Real experts must be annoyed by pundits who pontificate on subjects they know little about. That seems to be the motivation behind two books.
In “Why America is Not a New Rome” Vaclav Smil addresses his pet peeve. The “grand analogy” “could be dismissed as just a fashionable wave of insufficiently informed commenting… or superficial comparisons.” Smil quotes authors from Imperial Rome, discusses other states that have been compared to ancient Rome, and analyzes many comparisons between America and Rome that he feels are superficial, trivial, and misleading. You’ll learn about Rome, America, and punditry. This is a neat read.

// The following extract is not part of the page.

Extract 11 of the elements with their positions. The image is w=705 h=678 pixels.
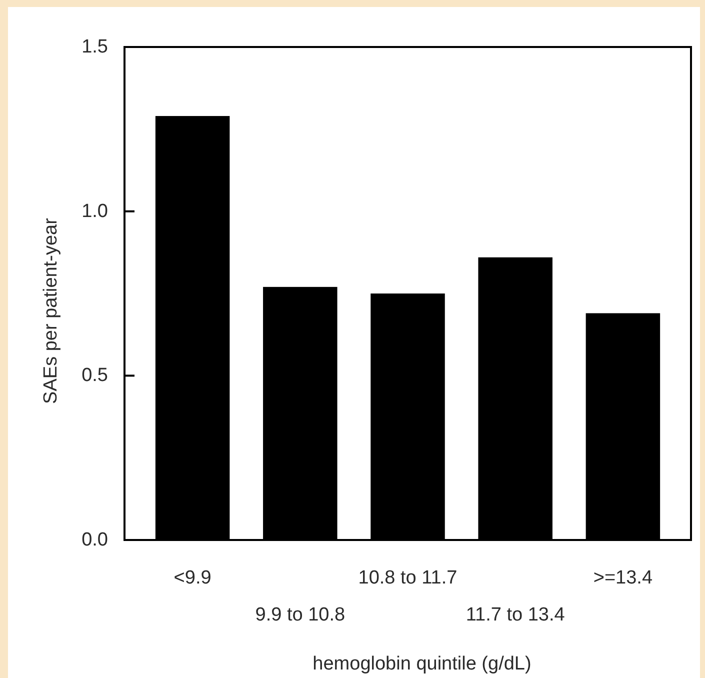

“Taking Economics Seriously” is very short, more of a booklet at thirty nine pages. In it, Dean Baker argues that casting a liberal vs. conservative dispute as “big government” vs. “small government” wrongly casts the debate as a dispute over the extent of regulation. He says liberals and conservatives support different regulations for different goals. Examples include patents and copyrights, which may not be the best way to “promote the Progress of Science and useful Arts” as required by the Constitution; enforcement actions which are seldom acknowledged to be forms of regulation, and high salaries of professionals that reflect their political power rather than a free market. He says that market fundamentalism does not exist. This is also a neat read.
Now when I hear clichés about ancient Rome and free markets, I hope I’ll stop and think.